AS is a feasible and reliable option for managing low-risk PTC, with a relatively low rate of disease progression and no thyroid cancer-related mortality. However, AS should be undertaken with caution, given the higher rates of overall complications and recurrence in the delayed surgery group compared to the IS group. Further studies with larger sample sizes and long-term follow-up are needed to clarify the role and effectiveness of AS.
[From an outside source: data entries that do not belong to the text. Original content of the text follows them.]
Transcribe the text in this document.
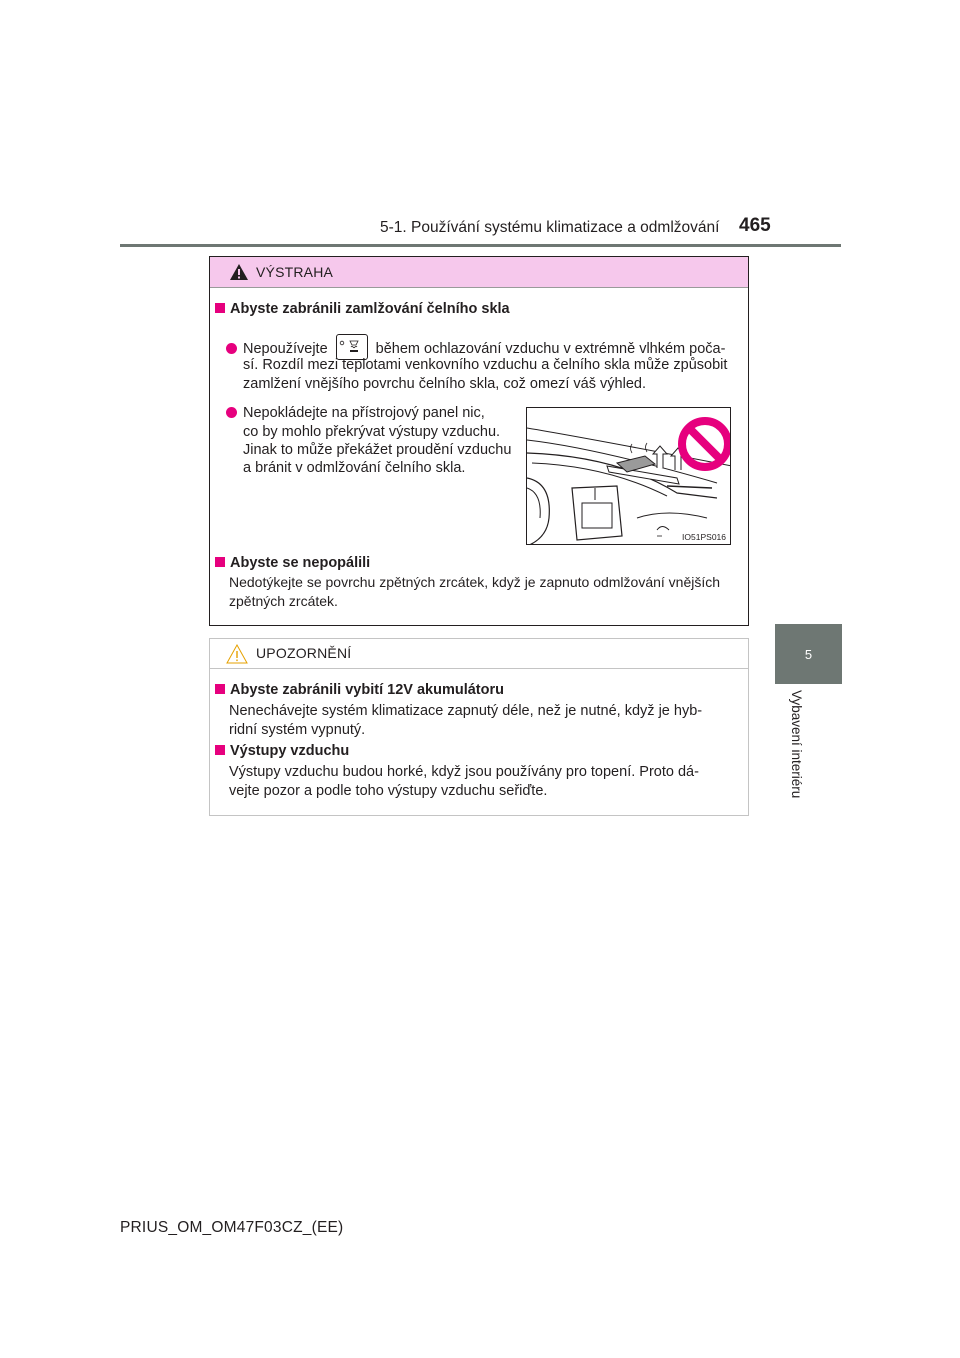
5-1. Používání systému klimatizace a odmlžování 465
5
Vybavení interiéru
VÝSTRAHA
Abyste zabránili zamlžování čelního skla
Nepoužívejte	během ochlazování vzduchu v extrémně vlhkém poča-
sí. Rozdíl mezi teplotami venkovního vzduchu a čelního skla může způsobit
zamlžení vnějšího povrchu čelního skla, což omezí váš výhled.
Nepokládejte na přístrojový panel nic,
co by mohlo překrývat výstupy vzduchu.
Jinak to může překážet proudění vzduchu
a bránit v odmlžování čelního skla.
IO51PS016
Abyste se nepopálili
Nedotýkejte se povrchu zpětných zrcátek, když je zapnuto odmlžování vnějších
zpětných zrcátek.
UPOZORNĚNÍ
Abyste zabránili vybití 12V akumulátoru
Nenechávejte systém klimatizace zapnutý déle, než je nutné, když je hyb-
ridní systém vypnutý.
Výstupy vzduchu
Výstupy vzduchu budou horké, když jsou používány pro topení. Proto dá-
vejte pozor a podle toho výstupy vzduchu seřiďte.
PRIUS_OM_OM47F03CZ_(EE)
本研究旨在评估主动监测(AS)在低危乳头状甲状腺癌(PTC)患者中的结局和有效性,并将其与即刻手术(IS)的结局和有效性进行比较。
进行了一项系统评价和荟萃分析,纳入14项比较研究和7项非比较研究,共计9397例患者。
与即刻手术相比,主动监测与甲状腺癌家族史、多灶性和总死亡率较低相关。主动监测期间的疾病进展率为14.53%(95%CI,9.59 - 21.43%),延迟手术率为14.91%(95%CI,8.35 - 25.21%)。主动监测组和即刻手术组均未观察到甲状腺癌相关死亡。临床病理特征显示,延迟手术与即刻手术之间无显著差异,但延迟手术组的甲状腺外侵犯和多灶性发生率较高。延迟手术组的总体并发症和复发率高于即刻手术组。主动监测和即刻手术的生活质量和焦虑水平相似,但在性兴趣方面,主动监测更有益。
主动监测是管理低危PTC的一种可行且可靠的选择,疾病进展率相对较低,且无甲状腺癌相关死亡。然而,鉴于延迟手术组的总体并发症和复发率高于即刻手术组,应谨慎进行主动监测。需要进行更大样本量和长期随访的进一步研究,以阐明主动监测的作用和有效性。